Am 2. Februar hat die EU-Kommission den formalen Start des neuen EU-Rahmenprogramms für Forschung und Innovation "Horizont Europa" (2021 bis 2027) verkündet. Für das Programm werden in den kommenden sieben Jahren ca. 95,5 Milliarden Euro (in laufenden Preisen) bereitstehen – ein Zuwachs um 30% gegenüber dem Vorgängerprogramm.

Die Verordnungen zu Horizont Europa sind noch nicht formal verabschiedet, im Dezember 2020 wurde jedoch unter deutscher Ratspräsidentschaft eine politische Einigung zu dem neuen Programm erzielt.
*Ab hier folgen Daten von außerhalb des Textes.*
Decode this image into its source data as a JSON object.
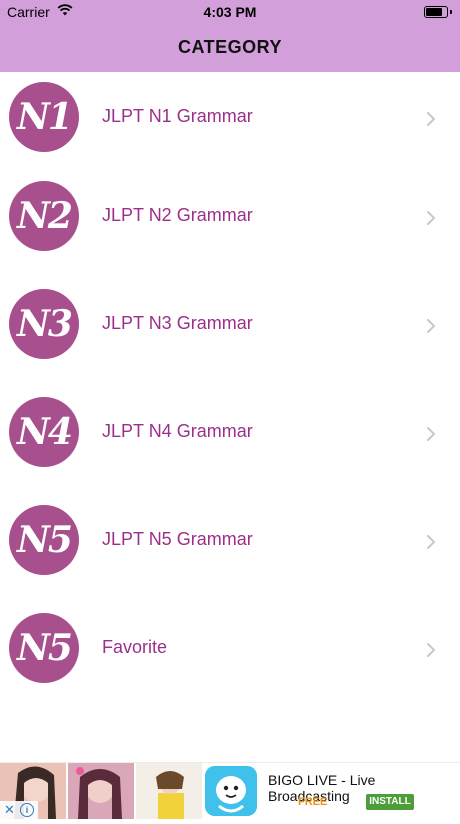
{
  "status_bar": {
    "carrier": "Carrier",
    "time": "4:03 PM",
    "wifi_icon": "wifi-icon",
    "battery_icon": "battery-icon"
  },
  "header": {
    "title": "CATEGORY",
    "background_color": "#d39fdb"
  },
  "categories": [
    {
      "badge": "N1",
      "label": "JLPT N1 Grammar"
    },
    {
      "badge": "N2",
      "label": "JLPT N2 Grammar"
    },
    {
      "badge": "N3",
      "label": "JLPT N3 Grammar"
    },
    {
      "badge": "N4",
      "label": "JLPT N4 Grammar"
    },
    {
      "badge": "N5",
      "label": "JLPT N5 Grammar"
    },
    {
      "badge": "N5",
      "label": "Favorite"
    }
  ],
  "colors": {
    "badge": "#a8508e",
    "label": "#9c2f8a",
    "chevron": "#c7c7cc"
  },
  "ad": {
    "app_name": "BIGO LIVE - Live Broadcasting",
    "price": "FREE",
    "install_label": "INSTALL",
    "close_icon": "close-icon",
    "info_icon": "info-icon",
    "install_color": "#4b9e3a",
    "price_color": "#e8941b"
  }
}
Die Veröffentlichung der Arbeitsprogramme für die Jahre 2021/2022 und die ersten Ausschreibungen werden für das Frühjahr 2021 erwartet.

Hintergrund

"Horizont Europa" ist das neunte Rahmenprogramm für Forschung und Innovation der Europäischen Union (Programmlaufzeit: 2021-2027). Das Programm zielt darauf ab, in Europa eine wissens- und innovationsgestützte Gesellschaft und eine wettbewerbsfähige Wirtschaft aufzubauen sowie gleichzeitig zu einer nachhaltigen Entwicklung beizutragen.

Im Zuge der Auftaktveranstaltung von Horizont Europa schlug die EU-Forschungskommissarin Mariya Gabriel – vor dem Hintergrund der Vision eines neuen europäischen Forschungsraums – einen Pakt für Forschung und Innovation in Europa vor, um europäische Kooperation zu verstärken und regionale, nationale und europäische Kräfte noch besser zu bündeln und aufeinander abzustimmen.
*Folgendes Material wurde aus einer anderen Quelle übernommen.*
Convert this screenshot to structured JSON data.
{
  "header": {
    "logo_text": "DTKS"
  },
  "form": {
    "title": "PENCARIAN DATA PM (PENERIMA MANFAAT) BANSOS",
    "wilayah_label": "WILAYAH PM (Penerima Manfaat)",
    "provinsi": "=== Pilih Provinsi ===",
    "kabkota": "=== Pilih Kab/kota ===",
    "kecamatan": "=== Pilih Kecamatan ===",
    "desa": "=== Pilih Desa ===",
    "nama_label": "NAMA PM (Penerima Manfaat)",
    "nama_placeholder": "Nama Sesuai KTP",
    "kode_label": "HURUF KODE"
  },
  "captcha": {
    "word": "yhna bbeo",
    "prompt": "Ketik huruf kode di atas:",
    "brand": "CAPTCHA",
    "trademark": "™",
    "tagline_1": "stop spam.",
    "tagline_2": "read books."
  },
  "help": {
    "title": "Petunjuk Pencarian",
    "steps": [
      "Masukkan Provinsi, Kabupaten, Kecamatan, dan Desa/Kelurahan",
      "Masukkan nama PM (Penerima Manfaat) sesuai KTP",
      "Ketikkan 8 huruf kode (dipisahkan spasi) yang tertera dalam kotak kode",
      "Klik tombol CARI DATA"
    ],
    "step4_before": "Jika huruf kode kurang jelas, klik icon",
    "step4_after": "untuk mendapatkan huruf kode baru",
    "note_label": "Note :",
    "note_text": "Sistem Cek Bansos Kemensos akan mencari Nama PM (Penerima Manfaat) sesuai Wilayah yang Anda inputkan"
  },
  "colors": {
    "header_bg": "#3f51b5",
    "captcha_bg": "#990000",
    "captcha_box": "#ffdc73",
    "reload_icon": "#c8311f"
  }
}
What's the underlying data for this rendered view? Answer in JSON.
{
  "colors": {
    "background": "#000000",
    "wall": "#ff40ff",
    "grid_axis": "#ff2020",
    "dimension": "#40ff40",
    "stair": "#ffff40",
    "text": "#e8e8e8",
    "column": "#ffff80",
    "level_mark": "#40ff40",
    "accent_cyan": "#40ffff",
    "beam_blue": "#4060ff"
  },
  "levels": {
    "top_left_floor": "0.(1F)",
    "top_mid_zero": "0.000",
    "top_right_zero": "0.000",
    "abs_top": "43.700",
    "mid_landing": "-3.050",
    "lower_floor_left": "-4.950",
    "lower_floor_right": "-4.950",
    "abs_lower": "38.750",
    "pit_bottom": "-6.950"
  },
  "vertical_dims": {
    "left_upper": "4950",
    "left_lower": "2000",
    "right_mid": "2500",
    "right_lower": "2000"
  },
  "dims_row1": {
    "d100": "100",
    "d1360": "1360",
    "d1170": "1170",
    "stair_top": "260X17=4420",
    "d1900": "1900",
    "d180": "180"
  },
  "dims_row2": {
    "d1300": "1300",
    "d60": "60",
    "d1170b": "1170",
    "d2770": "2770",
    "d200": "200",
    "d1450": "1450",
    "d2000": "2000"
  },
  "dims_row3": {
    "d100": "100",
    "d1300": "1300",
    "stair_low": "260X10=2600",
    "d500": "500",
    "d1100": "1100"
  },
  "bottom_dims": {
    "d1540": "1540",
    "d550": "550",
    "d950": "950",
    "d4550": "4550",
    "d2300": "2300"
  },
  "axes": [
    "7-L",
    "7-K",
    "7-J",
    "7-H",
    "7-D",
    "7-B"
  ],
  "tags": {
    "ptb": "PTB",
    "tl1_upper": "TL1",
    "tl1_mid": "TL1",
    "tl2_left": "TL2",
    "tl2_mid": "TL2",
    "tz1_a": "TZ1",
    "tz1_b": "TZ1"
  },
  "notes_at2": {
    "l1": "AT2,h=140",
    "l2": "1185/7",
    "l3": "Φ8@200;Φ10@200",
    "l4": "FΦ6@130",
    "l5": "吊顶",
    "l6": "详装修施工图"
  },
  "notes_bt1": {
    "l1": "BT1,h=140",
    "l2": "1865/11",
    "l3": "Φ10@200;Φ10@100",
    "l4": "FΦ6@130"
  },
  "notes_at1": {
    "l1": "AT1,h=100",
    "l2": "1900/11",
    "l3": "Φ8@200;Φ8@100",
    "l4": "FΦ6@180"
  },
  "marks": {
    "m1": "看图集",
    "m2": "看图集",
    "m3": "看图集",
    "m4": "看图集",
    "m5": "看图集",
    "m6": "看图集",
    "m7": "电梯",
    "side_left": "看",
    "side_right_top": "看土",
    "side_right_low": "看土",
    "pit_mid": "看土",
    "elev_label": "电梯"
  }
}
Neuerungen in Horizont Europa 2021-2027

Die Struktur von Horizont Europa ist angelehnt an den Aufbau von Horizont 2020 und ist in drei zentralen Säulen („Excellent Science“, „Global Challenges & European Industrial Competitiveness“ und „Innovative Europe“) gegliedert sowie den Teil „Widening participation and strengthening the European Research Area“. Im Rahmen der 3. Säule stellt die feste Verankerung des Europäischen Innovationsrates (EIC) – unter Horizont 2020 als Pilot getestet - eine Neuerung dar. Die Europäische Kommission verfolgt mit dem EIC das Ziel, visionäre, neue und risikoreiche Ideen aller Art mit einem nachhaltigen Veränderungspotential zu entwickeln und in den Markt einzuführen.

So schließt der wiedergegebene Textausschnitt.